Vraag 2: Is het principe ‘ja, mits’ nu zodanig ingevuld dat er feitelijk geen ‘nee’ gezegd kan worden tegen welk initiatief dan ook, tenzij er overtuigende en onwrikbare (harde) normen in de weg staan?

Antwoord: Bij Bopa gaat het juist om afwijken van de (harde) normen om een betere of andere balans tussen maatschappelijke behoeften en de kwaliteit van de leefomgeving te regelen. De context is een aantal oogmerken, zoals verbetering van het leefmilieu en de ontwikkeling naar een duurzame samenleving. Zie artikel 1.3 Ow. ‘Nee’ hoort dus gewoon bij het pakket. Maar: je moet wel weten aan welke kwaliteiten functies en activiteiten moeten bijdragen. Je moet een ‘nee’ dus goed kunnen motiveren. De beoogde kwaliteiten staan als beleidsdoelen in de Omgevingsvisie en programma’s en wellicht als omgevingswaarden in het omgevingsplan. Voor een kleiner gebied het omgevingsvisiebeleid uitwerken in een integraal gebiedsprogramma kan dus helpen bij het ‘ja’, ‘ja,mits’, ‘nee, tenzij’ of ‘nee’ motiveren. Maar dat is niet verplicht gesteld en dus hangt dit van de gemeente af. Juist omdat het gaat om afwijken van (harde)regels, lijkt mij sturing met beleidsdoelen erg noodzakelijk (soft law). Daar heb je een beleidscyclus voor nodig en dat is bepaald geen praktijk.

Vraag 3: Hoe ziet die afweging van een evenwichtige toedeling van functies aan locaties eruit?

Antwoord: ETFAL is het afstemmen van locatie- en functiekenmerken op elkaar en daar keuzes bij maken via de integrale benadering. Goede ruimtelijke ordening dus. Als dat nu zo moeilijk wordt gevonden, hoe ging dat dan voorheen? Of legt de Omgevingswet hier iets bloot? Was goede ruimtelijke ordening niet zo integraal als had gemoeten?

Een integraal gebiedsgericht programma voor een deelgebied kan een beter toetsingskader zijn

Vraag 4: Wat is evenwichtig?

Antwoord: Dat is deugdelijk inhoudelijk motiveren en juridisch correct regelen van de keuzes.

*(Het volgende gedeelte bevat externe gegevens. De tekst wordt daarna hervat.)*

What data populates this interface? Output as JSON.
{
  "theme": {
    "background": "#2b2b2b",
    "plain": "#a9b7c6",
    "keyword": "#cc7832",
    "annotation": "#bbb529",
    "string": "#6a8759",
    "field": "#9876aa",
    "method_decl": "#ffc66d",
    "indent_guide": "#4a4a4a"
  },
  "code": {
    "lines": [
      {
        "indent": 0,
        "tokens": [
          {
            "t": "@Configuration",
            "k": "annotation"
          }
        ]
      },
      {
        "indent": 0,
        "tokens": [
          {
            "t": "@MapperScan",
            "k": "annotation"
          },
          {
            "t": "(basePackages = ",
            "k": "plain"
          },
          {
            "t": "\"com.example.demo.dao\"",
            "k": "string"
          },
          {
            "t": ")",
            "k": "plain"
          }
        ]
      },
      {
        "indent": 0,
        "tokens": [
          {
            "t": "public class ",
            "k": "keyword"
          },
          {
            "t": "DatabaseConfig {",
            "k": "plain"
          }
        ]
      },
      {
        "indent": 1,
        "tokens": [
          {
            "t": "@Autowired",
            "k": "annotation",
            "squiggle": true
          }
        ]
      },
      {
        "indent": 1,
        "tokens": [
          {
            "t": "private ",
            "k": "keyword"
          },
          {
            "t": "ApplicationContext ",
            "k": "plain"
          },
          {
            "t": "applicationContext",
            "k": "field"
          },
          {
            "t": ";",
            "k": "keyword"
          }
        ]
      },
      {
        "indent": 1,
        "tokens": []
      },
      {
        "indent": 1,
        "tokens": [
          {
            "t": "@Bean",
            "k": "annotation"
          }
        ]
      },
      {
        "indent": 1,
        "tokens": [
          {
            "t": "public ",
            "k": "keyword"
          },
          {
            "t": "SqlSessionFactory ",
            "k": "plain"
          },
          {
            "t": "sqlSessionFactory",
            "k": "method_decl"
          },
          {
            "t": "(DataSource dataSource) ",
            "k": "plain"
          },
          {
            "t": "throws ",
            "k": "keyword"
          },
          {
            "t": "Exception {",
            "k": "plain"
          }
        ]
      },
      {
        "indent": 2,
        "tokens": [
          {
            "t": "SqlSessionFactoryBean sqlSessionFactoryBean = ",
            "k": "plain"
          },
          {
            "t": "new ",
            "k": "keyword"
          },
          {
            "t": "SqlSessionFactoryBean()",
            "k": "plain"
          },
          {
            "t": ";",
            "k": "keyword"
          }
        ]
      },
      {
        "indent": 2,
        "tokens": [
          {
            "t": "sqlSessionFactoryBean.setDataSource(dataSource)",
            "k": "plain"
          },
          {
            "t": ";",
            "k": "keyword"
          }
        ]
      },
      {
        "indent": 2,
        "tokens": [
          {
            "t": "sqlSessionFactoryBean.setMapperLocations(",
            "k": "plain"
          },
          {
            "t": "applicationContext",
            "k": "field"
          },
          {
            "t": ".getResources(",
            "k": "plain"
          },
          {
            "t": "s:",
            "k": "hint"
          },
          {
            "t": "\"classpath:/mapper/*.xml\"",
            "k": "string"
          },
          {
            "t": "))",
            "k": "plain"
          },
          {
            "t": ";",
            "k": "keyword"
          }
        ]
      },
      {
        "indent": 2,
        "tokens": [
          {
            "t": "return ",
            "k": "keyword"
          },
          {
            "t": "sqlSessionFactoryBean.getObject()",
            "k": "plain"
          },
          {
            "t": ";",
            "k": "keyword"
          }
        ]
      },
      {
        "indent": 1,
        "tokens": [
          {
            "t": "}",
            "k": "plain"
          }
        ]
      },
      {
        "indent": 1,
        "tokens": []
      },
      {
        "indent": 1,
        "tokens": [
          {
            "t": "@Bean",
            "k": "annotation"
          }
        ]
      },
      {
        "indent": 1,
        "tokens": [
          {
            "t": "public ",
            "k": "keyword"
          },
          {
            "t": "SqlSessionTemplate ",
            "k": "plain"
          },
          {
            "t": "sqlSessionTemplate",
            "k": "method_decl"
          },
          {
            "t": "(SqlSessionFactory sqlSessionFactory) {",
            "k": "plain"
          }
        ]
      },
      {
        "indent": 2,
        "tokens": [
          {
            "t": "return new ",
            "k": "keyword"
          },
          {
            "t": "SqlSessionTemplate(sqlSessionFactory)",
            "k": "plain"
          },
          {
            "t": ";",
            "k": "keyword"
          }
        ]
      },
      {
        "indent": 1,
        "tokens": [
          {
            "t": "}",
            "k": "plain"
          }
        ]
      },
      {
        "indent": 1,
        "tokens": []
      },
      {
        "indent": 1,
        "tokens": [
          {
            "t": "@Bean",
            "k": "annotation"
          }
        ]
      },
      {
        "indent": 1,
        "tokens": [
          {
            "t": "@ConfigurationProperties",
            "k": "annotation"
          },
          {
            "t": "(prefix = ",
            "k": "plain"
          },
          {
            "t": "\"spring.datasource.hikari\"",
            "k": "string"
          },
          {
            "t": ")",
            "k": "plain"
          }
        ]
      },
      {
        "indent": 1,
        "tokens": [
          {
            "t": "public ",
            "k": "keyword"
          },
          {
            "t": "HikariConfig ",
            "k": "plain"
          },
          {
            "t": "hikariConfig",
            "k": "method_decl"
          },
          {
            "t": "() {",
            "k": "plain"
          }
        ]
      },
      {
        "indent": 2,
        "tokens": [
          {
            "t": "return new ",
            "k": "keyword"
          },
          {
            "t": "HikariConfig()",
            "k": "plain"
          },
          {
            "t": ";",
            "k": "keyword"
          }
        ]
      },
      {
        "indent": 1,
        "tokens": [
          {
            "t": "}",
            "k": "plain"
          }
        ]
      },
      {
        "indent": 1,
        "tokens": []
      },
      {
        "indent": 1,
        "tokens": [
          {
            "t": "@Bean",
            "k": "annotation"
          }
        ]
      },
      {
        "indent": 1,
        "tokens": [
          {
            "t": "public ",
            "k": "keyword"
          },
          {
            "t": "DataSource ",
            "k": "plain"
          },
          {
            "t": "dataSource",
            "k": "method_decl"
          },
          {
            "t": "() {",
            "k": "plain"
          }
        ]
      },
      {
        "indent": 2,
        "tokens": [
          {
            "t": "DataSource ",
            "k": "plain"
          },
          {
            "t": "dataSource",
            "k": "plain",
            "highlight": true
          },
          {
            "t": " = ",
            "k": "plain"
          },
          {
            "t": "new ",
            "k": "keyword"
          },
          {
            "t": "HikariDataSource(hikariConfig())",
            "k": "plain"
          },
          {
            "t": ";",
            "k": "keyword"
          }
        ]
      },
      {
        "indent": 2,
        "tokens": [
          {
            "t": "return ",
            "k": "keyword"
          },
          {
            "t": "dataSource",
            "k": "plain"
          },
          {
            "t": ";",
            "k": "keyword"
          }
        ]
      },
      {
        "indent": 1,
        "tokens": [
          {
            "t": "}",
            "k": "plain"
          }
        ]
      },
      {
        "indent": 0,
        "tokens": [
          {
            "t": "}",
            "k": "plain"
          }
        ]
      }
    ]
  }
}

Vraag 5: Kun je dat beleidsmatig inkaderen? Zo ja, in de omgevingsvisie?

Antwoord: Ja, maar die worden in de huidige praktijk als ‘te hoog over’ ervaren. Zoals hierboven beschreven: een integraal gebiedsgericht programma voor een deelgebied kan een beter toetsingskader zijn, vooral als het de kwaliteiten vastlegt. Functietoedeling en activiteiten reguleren via het omgevingsplan en omgevingsvergunningen zijn dan volgend. Dit is anders denken en werken: zie mijn column ‘van functiedenken naar kwaliteitsdenken’. Het is ook een andere bevoegdheidsverdeling tussen gemeenteraad en burgemeester en wethouders.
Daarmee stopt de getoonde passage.